The psychopath knows what upper management wants. The needs for crises and results become unspoken. Many awards and accolades are produced internally for the psychopath. Individual executives are protective of their personal pet psychopath manager. He is their “problem solver.” Others subordinate managers anger the executive when they go on and on about legalities, proper procedures, and lack of law-breaking targets. The psychopath says, “Yes sir,” and hits the road immediately. He will come back with results. He is all too ready to produce a scene involving a raid on a government rented warehouse filled with government supplied illegalities and props. If the paid private purveyors of illegality actually put the crime in motion before the raid, as they were employed to do, he will have them killed, gain a confession, or do both.  A survivor’s danger to society will be articulated to prosecutors so that the appropriate gag orders can be implemented.

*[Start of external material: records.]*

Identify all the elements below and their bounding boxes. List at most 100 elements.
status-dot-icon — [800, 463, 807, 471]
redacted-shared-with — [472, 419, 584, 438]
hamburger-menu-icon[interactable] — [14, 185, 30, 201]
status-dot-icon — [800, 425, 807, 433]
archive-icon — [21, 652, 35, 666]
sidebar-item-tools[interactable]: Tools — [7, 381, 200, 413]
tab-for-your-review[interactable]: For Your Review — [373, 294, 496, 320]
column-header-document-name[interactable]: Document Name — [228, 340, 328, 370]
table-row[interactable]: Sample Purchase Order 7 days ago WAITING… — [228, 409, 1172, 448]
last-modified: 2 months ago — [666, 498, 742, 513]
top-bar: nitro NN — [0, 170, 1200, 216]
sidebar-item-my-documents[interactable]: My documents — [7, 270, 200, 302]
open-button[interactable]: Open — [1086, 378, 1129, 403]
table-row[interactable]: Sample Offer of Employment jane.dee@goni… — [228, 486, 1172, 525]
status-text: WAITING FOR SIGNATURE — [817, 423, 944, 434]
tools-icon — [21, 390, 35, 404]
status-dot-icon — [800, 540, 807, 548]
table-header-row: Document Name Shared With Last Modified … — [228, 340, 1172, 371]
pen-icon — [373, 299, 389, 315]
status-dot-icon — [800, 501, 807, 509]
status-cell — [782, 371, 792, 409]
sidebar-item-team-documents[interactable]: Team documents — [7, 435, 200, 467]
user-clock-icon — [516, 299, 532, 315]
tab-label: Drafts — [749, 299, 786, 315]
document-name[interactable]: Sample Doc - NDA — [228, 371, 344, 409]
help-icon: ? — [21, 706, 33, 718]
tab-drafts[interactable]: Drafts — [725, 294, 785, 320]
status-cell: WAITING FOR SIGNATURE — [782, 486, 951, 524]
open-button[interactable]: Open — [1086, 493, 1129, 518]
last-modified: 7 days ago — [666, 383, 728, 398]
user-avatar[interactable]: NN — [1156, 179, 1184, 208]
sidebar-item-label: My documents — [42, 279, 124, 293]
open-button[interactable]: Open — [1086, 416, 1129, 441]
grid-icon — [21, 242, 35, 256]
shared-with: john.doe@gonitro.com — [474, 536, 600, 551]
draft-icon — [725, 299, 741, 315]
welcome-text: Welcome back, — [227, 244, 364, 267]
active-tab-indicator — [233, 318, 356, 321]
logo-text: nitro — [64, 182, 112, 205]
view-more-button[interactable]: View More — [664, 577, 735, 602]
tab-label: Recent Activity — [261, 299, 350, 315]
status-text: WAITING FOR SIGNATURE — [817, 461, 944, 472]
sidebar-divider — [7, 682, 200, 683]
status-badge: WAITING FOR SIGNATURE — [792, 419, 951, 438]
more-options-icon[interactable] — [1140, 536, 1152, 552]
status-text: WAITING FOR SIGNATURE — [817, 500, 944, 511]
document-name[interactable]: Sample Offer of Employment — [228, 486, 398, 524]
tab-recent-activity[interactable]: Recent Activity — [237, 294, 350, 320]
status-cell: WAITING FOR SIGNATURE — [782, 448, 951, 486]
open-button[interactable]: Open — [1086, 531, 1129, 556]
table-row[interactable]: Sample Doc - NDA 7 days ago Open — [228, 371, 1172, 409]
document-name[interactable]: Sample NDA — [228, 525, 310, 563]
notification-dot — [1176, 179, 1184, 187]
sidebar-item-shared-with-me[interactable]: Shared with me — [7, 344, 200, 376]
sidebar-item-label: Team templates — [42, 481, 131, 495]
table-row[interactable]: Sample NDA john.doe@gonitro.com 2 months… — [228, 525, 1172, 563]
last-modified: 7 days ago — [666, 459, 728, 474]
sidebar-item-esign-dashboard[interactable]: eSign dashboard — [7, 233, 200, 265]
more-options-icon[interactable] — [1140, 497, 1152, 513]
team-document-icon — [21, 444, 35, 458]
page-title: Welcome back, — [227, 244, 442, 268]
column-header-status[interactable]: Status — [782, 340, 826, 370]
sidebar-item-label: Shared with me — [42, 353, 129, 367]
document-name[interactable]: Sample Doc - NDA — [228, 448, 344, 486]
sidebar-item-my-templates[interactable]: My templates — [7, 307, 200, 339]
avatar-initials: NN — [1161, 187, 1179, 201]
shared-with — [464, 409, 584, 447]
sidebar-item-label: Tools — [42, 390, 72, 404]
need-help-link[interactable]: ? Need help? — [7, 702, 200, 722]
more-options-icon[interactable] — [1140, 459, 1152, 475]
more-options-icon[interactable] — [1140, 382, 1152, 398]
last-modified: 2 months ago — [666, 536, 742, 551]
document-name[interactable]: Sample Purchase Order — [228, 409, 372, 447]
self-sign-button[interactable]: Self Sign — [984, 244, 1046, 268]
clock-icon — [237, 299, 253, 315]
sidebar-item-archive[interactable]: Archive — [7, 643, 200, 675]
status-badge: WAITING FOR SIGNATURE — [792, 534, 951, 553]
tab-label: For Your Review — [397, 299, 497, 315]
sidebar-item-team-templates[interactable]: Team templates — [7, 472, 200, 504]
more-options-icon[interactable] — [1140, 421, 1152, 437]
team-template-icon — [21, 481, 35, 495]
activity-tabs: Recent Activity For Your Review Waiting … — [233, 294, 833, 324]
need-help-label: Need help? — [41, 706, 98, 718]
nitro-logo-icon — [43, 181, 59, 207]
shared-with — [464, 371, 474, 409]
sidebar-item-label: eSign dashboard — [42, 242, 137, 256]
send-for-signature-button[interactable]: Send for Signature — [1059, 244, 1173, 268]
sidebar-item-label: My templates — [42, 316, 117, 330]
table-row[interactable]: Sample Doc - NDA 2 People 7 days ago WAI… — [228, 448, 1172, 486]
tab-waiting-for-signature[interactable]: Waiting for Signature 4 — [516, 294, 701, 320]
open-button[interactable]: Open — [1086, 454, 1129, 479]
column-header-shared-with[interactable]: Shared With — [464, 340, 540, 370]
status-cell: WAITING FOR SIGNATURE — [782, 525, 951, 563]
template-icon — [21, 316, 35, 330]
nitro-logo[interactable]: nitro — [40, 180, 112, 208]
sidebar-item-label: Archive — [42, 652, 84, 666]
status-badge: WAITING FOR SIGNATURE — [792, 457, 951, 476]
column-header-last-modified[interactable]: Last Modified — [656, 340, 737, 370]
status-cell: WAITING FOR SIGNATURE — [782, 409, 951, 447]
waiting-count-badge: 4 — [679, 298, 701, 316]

A rash of transfer requests come from the psychopath’s underlings. They see the lies. They witness the violence. The transfer requests are branded as disloyalty by the psychopath in personal discussions with the executive. Underlings learn of this so they stop requesting transfers. They look for other duties, even ones involving more effort, as long as they can relieve some of the prick to their conscience that results from the lies and barbarism they are involved in.
Most employees are relieved when they eventually flee a middle management tyrant. For the more conscientious, it is more tolerable for them to endure the grumblings of executives regarding underproduction of crisis than to be part of the “effective” tyrannical squad that is lauded by the agency at every turn.
The violent psychopath is often kept below the executive ranks because of the delicacies of public appearances, interagency contacts, and media interviews. His propensity for tyrannical outbursts and displays of pathological deception cannot be risked in an environment surrounded by media observers or outside agencies. This is not always the case though. He is sometimes brilliant enough to cultivate a quid pro quo arrangement with selected media pawns. The pawns will get every story, sometimes with photos, if they aggrandize and protect the individual feeding them the stories. They know the game and help him reach higher plateaus.
An assignment for a truly fearless investigative reporter: Find the groups that produce airtight spectacular cases. Find the manager who is the common denominator. Follow his career and interview his underlings. Wait a minute. You might become his next airtight case. Never mind.